There is something strange about Christmas.
Now, I think it’s important to say that there is nothing more important, more glorious, more demanding of our attention in all of time than this business of Christmas. And I hope I don’t have to say that I don’t mean the secularized spin that fills the airwaves and spills out of the marketplace. But, still, if we peel back the layers of centuries of traditions and legends and magical stories, we have to admit the strangeness.
In the seemingly meek and mild narrative of a young family sidelined during a journey to seek a humble way-station wherein the mother can deliver her baby, God’s plan of redemption exploded upon the earth and all peoples hereafter have been eternally affected. Jesus, the son of God, came from Heaven to earth, taking on the flesh of the creature so that we might be counted as sons of the Creator. This was no small matter, and we are assured in Scripture that all of Heaven was involved in the events of that first Christmas morn. This was, after all, the manifestation of the gospel of the exalted and beloved Son of the Most High God humbling himself to live the life of a lowly human (a little lower than the angels, remember, Hebrews 2:7). Peter tells us that the angels were so intrigued by the concept of grace, forgiveness and redemption that they “longed to look” into the matter (1 Peter 1:12). *
The angels were active and conspicuous throughout the events of the Christmas narrative. In particular, Gabriel was charged to be God’s special messenger to Mary and Zechariah. An angel announced the circumstances of Mary’s pregnancy to Joseph, and then one (could have been the same, could have been a different being) appeared to him later in a dream when it was time to flee from Herod’s assassins. And, of course, an angel made a solo proclamation of the birth of a king to the shepherds, followed by a shining army of beings, filling the sky, numbered, some say, in the thousands, singing and proclaiming glory to God, almost as if they couldn’t contain their joy and happiness one moment longer.
But these weren’t the first angelic appearances associated with the Incarnation of the Messiah.

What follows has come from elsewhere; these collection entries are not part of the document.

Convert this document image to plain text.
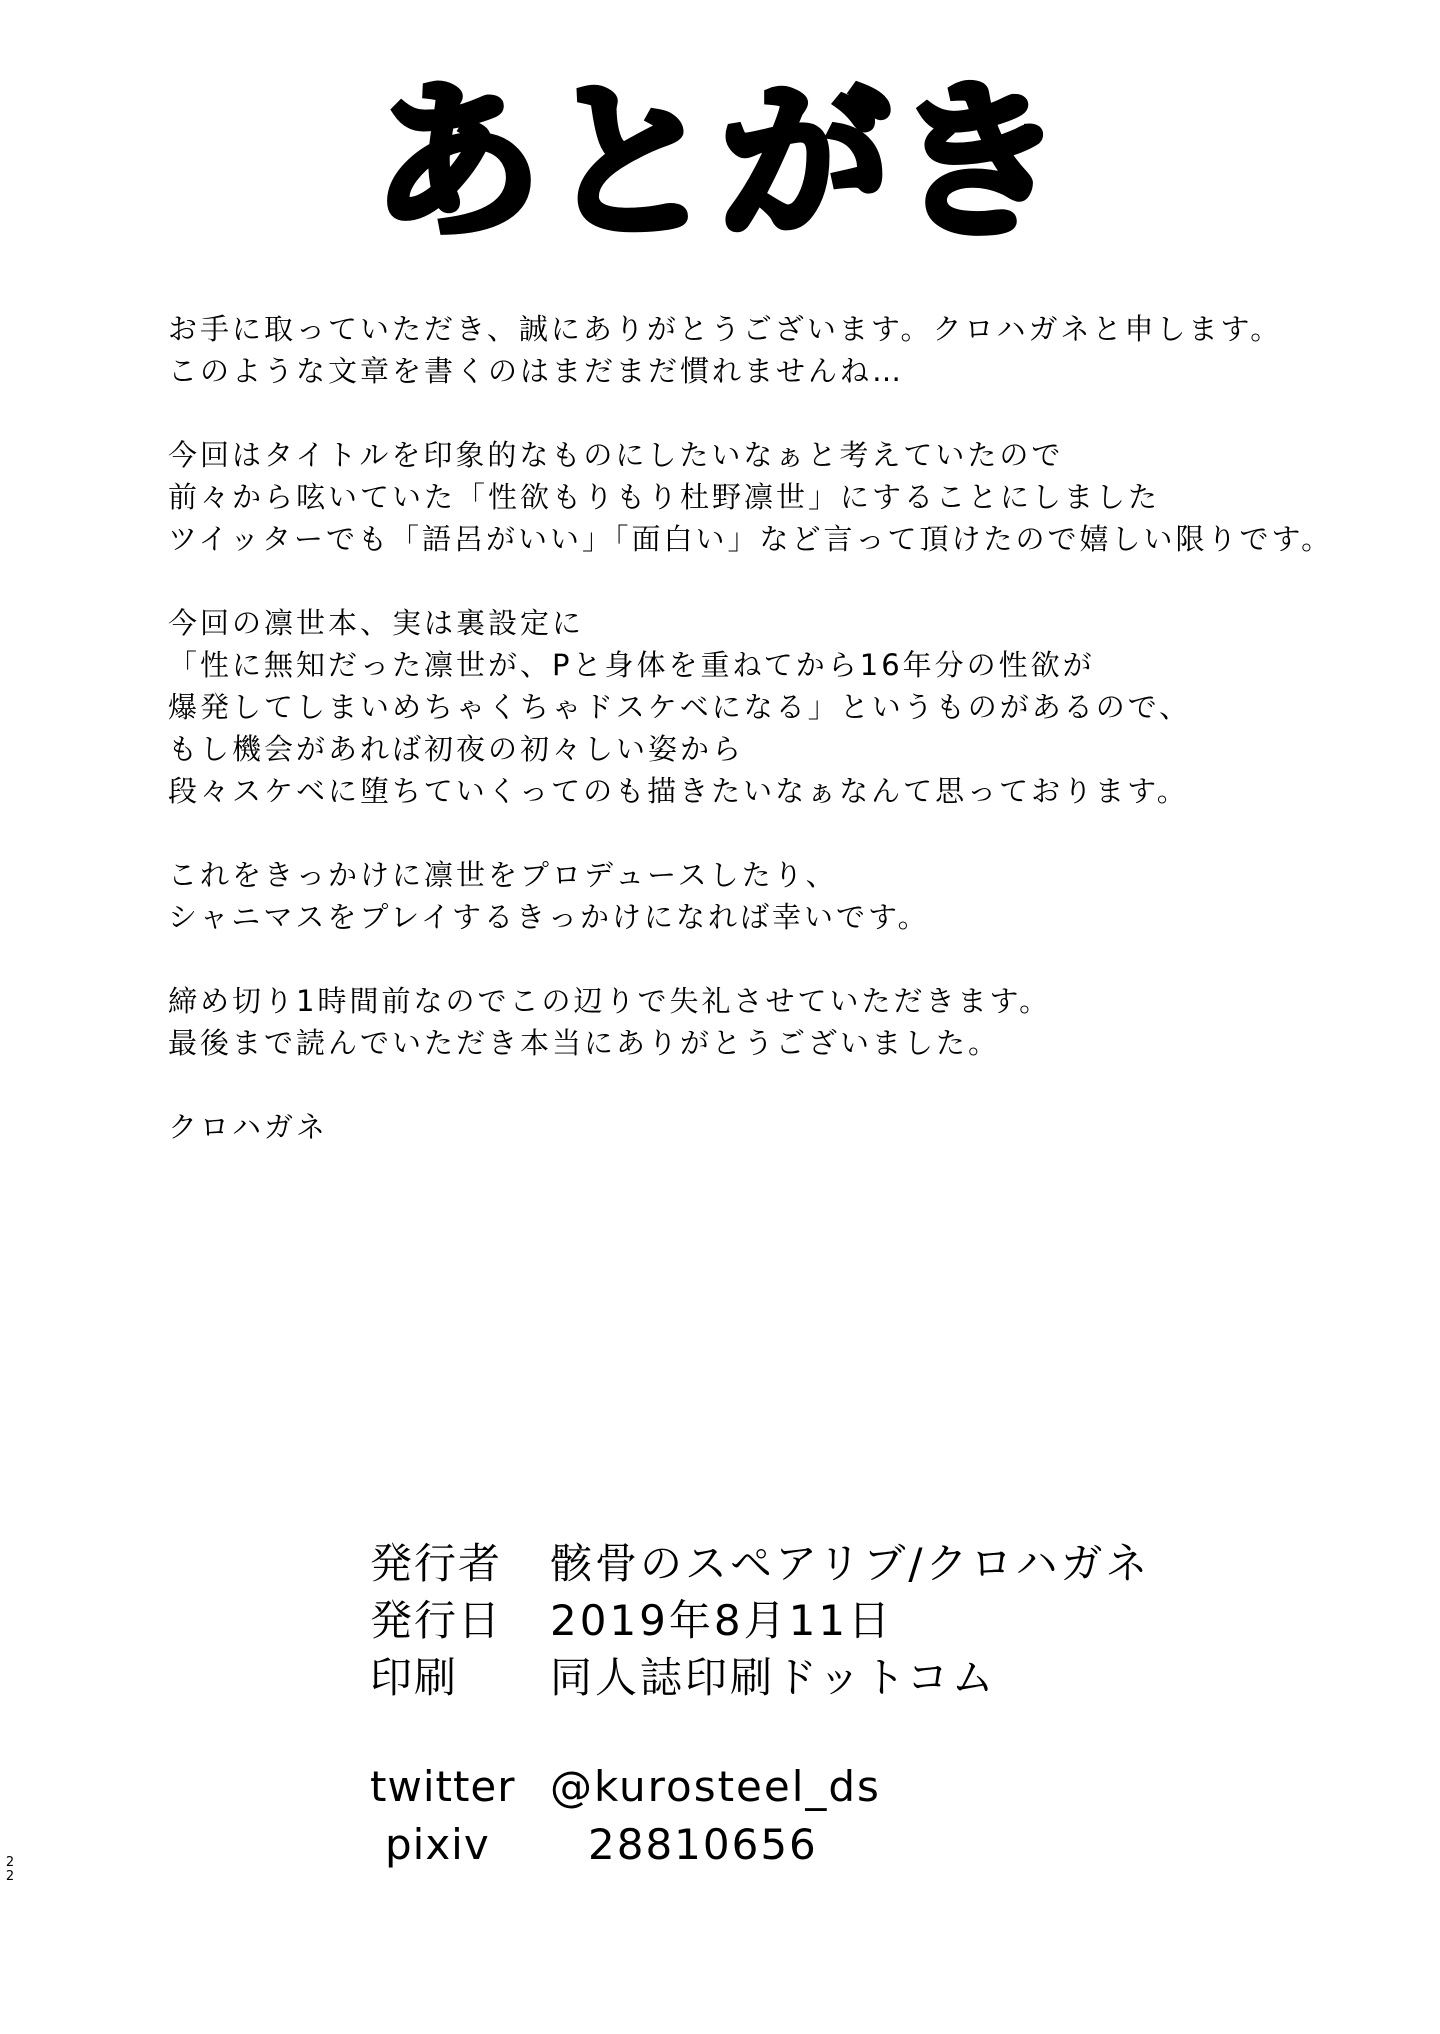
あとがき
お手に取っていただき、誠にありがとうございます。クロハガネと申します。
このような文章を書くのはまだまだ慣れませんね…
今回はタイトルを印象的なものにしたいなぁと考えていたので
前々から呟いていた「性欲もりもり杜野凛世」にすることにしました
ツイッターでも「語呂がいい」「面白い」など言って頂けたので嬉しい限りです。
今回の凛世本、実は裏設定に
「性に無知だった凛世が、Pと身体を重ねてから16年分の性欲が
爆発してしまいめちゃくちゃドスケベになる」というものがあるので、
もし機会があれば初夜の初々しい姿から
段々スケベに堕ちていくってのも描きたいなぁなんて思っております。
これをきっかけに凛世をプロデュースしたり、
シャニマスをプレイするきっかけになれば幸いです。
締め切り1時間前なのでこの辺りで失礼させていただきます。
最後まで読んでいただき本当にありがとうございました。
クロハガネ
発行者 骸骨のスペアリブ/クロハガネ
発行日 2019年8月11日
印刷 同人誌印刷ドットコム
twitter @kurosteel_ds
pixiv 28810656
22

Five hundred years before the birth of Christ, Gabriel visited Daniel during the Babylonian captivity. Daniel was praying, confessing the sins of the people, and pleading for the Lord to turn away from his anger and intervene for the sake of his name. In this humble posture, the angel Gabriel
came to me in swift flight at the time of the evening sacrifice. He made me understand, speaking with me and saying, “O Daniel, I have now come out to give you insight and understanding. At the beginning of your pleas for mercy a word went out, and I have come to tell it to you, for you are greatly loved. Therefore consider the word and understand the vision” (Daniel 9:21b-23)
which promised “the coming of an anointed one, a prince” (9:25).
Visitations from angels announcing the coming of a Prince, a Savior, the Son of the Most High fit nicely into the storybook magic of a childhood Christmas memory, and provide great material for Christmas pageants and Christmas eve services, but what relevance could they have for 21st-century, thinking Christians who have been marinating in determinism and secularized scientific methodology for most of their lives? The answer? It all comes down to love and hospitality—two towering virtues associated with Christmas.
Disciples of the Biblical Jesus find relevance and confidence in a belief in angels and angelic appearances in the letter to the Hebrews where the writer exhorts the reader to “Let brotherly love continue”, and then explains, “Do not neglect to show hospitality to strangers, for thereby some have entertained angels unaware” (Hebrews 13:1-2).
Christmas is lovely and warm and comfortable when we shelter within the traditional trappings and surround ourselves with familiar people. But that’s not what happened at the first Christmas. Jesus, the God man, took on the unfamiliar skin of humankind. Mary bore the Son of God in her womb, though she had never known a man. Joseph the carpenter, who just wanted a quiet little life with his new wife, found himself fleeing his homeland. The aged and barren Elizabeth and Zechariah became inexperienced parents.
The essence of Christmas is in going outside the camp, where there are strangers, where Jesus resided and where he sought his own, bearing his reproach (Hebrews 13:13), and gathering in the redeemed from the highways and the byways, forsaking the familiar landscape and seeking the lasting city that is to come. Have we sought to entertain strangers, people unlike us in appearance or culture or tradition, but spiritual brethren in heart and soul? Are we ready to take on the reproach of the world for the sake of Christ and his gospel?
This Christmas, embrace the oddity that causes angels to desire to look into the incarnation of redemption. Go outside the camp, yearn for the lasting city, echo the joyful songs of the angels, make your home welcome to strangers, and to the King, the one born on Christmas day.
Photo by Jessica Yap on Unsplash
This post originally appeared at the FromThanks2Giving miniblog on December 3, 2015.
*Perspectives about angelic beings swing two ways in the current climate, divided between materialists who must be shown evidence before they will believe and romantics who will believe anything that satisfies their preferred conclusions. Wherever you are, I hope you faithfully believe the Bible to be inerrant, that references to angelic appearances are accurate and truthful, and that you hold only the Bible’s views on such mysteries and the heavenly realm so that you are not led into fanciful doctrines and useless traditions.